Red Riding Hood 2

Emotion and Sentiment Visualisation

Deepen understanding and implementation of data visualization techniques, with a focus on sentiment analysis and the integration of emotional analysis

desktop monitor, tablet and paper layout out on a long table, showing original book pages and data visualisation

This project was longlisted in Information is Beautiful 2023 awards

Elevating Data Visualisation Skills and Expanding Prior Work

Since I learnt a lot from my last project following a data visualisation course, I started a similar data visualisation course this time with Frederica Fragapane. I liked her style and was keen to learn about her processes and methods which are explained in the course. Initially, I thought of using a new topic and data set but there were a few ideas I didn't get to try out with my previous Red Riding Hood project, and liked the idea of digging deeper into it and see how it could be presented differently. I used my 10% research time at King's Digital Lab, and my personal time (about 70%).

on left scan of open book page 1, right completed visualisation of page 1, circle with words of page 1 around it
Image on left: scan of page 1 of a book edition from Worthpoint. Image on right: screenshot of page 1 of final visualisation

Incorporating Sentiment Analysis and Exploring Techniques

In my previous project on Red Riding Hood, my colleague Arianna Ciula, gave me the idea to add sentiment analysis to the inner circles which represent each word to add an extra layer of interpretation and meaning. I had little knowledge of sentiment analysis so had to look it up to understand the basics. As I dug a bit deeper, I thought of different ways to represent the sentiment data that could be visually quite interesting. I wanted to show the sentiment for all the words by putting them around in a circle to be able to identify their position on the page, rather than the random placement of circles I had used previously.
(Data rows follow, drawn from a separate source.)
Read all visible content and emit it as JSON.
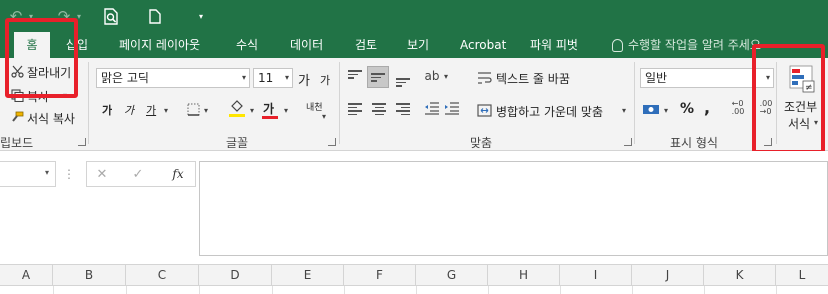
{
  "tabs": [
    {
      "label": "홈",
      "active": true
    },
    {
      "label": "삽입"
    },
    {
      "label": "페이지 레이아웃"
    },
    {
      "label": "수식"
    },
    {
      "label": "데이터"
    },
    {
      "label": "검토"
    },
    {
      "label": "보기"
    },
    {
      "label": "Acrobat"
    },
    {
      "label": "파워 피벗"
    }
  ],
  "tell_me": "수행할 작업을 알려 주세요",
  "clipboard": {
    "cut": "잘라내기",
    "copy": "복사",
    "format_painter": "서식 복사",
    "label": "립보드"
  },
  "font": {
    "name": "맑은 고딕",
    "size": "11",
    "grow": "가",
    "shrink": "가",
    "bold": "가",
    "italic": "가",
    "underline": "가",
    "font_color": "가",
    "phonetic": "내천",
    "label": "글꼴"
  },
  "alignment": {
    "wrap_text": "텍스트 줄 바꿈",
    "merge_center": "병합하고 가운데 맞춤",
    "label": "맞춤"
  },
  "number": {
    "format": "일반",
    "percent": "%",
    "comma": ",",
    "label": "표시 형식"
  },
  "styles": {
    "conditional_line1": "조건부",
    "conditional_line2": "서식"
  },
  "formula_bar": {
    "fx": "fx"
  },
  "columns": [
    "A",
    "B",
    "C",
    "D",
    "E",
    "F",
    "G",
    "H",
    "I",
    "J",
    "K",
    "L"
  ],
  "colors": {
    "brand": "#217346",
    "highlight": "#e8202a",
    "font_color_bar": "#e8202a",
    "fill_color_bar": "#ffe600"
  }
}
I tried a few different ways to implement this but they all changed the look of the "trees" too much and so I left the presentation minimal, just showing the top 20 positive and negative words, represented by light and dark outline circles, and also the page sentiment, represented by arcs above the page "tree". One of the methods in this second course was very similar to how I had tried to visualise the words previously placing data points around a circle.

on left focusing on legend with a tree, house and character using geometric shapes, on right circles with examples of sunburst like patterns, segments, radar graphs within
Legend of sentiment analysis in previous Red Riding Hood and work in progress examples trying out different styles

I was excited to follow the Fragapane’s process which involved putting the data in a radar graph and manually placing each data point to fit. The process was tedious and repetitive, but I didn't mind that. What I did mind, after trying it out with some data, was that it was far too easy for me to make an error with the placement. I knew I had to adapt to make the process less error prone for myself. The data presented also wasn't that clear in the previous project and I knew improvements could be made to the sentiment analysis and that I could present that more clearly.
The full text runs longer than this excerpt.